As for ##P## you don't enter a value, you enter the relationship( i.e. the model that relates the variables ##P##, ##\rho## and ##T## )
This relationship would be ##P =\rho R T##?
 
  • #103
Hak said:
This relationship would be ##P =\rho R T##?
Also, may I know what your fluids text book is called?
 
  • #104
Hak said:
Also, may I know what your fluids text book is called?
Engineering Fluid Mechanics: Crowe,Elger,Williams,Roberson, Ninth Edition.
 
  • #105
erobz said:
Yes.

Then search "variation of temperature in troposphere vs altitude".

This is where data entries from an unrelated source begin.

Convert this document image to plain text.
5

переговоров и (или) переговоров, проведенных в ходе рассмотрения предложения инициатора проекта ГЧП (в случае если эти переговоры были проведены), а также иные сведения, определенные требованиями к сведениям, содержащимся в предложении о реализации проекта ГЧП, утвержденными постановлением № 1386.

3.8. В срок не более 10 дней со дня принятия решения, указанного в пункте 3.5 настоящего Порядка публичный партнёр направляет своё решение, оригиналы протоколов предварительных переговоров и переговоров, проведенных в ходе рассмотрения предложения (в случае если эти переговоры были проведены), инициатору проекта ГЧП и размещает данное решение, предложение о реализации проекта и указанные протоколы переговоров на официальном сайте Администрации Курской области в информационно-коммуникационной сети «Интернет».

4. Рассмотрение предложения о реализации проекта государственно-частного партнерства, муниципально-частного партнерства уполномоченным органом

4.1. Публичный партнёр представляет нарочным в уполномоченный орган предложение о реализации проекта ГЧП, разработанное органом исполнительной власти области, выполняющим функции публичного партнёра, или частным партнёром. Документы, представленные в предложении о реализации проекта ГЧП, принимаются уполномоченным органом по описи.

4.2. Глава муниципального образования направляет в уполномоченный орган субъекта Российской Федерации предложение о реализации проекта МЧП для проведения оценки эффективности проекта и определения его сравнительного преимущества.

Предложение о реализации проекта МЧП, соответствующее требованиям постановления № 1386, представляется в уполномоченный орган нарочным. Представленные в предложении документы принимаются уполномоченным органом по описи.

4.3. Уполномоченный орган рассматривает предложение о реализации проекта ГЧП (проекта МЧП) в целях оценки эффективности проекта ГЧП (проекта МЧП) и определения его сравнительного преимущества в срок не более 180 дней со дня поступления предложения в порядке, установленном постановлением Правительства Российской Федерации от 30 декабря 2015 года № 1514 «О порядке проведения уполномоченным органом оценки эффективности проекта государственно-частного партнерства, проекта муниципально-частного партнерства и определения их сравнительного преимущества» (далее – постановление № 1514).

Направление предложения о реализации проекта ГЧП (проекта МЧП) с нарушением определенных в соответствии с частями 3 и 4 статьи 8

Then if you want to assume the ideal gas law model use that empirical result for the temperature to solve the hydrostatic differential equation for the density and compare with ##\rho = \rho_o( 1 - \alpha h)##

$$ \frac{dP}{dz} = -\rho g $$
From this differential equation, I obtain:

$$\rho(h) = k e^{- \frac{gh}{RT}}$$.

What should I get, comparing with the expression of ##\rho## given in the text?
 
  • #106
Hak said:
From this differential equation, I obtain:

$$\rho(h) = k e^{- \frac{gh}{RT}}$$.

What should I get, comparing with the expression of ##\rho## given in the text?
How about you show some steps?
 
  • #107
erobz said:
How about you show some steps?
Yes, I show the steps now, but is this result right?
 
  • #108
Hak said:
Yes, I show the steps now, but is this result right?
I don't know, It's not an explicit result in my book. I would like to see the steps you have taken to solve the equation. If each main step was executed correctly, then the result would be too.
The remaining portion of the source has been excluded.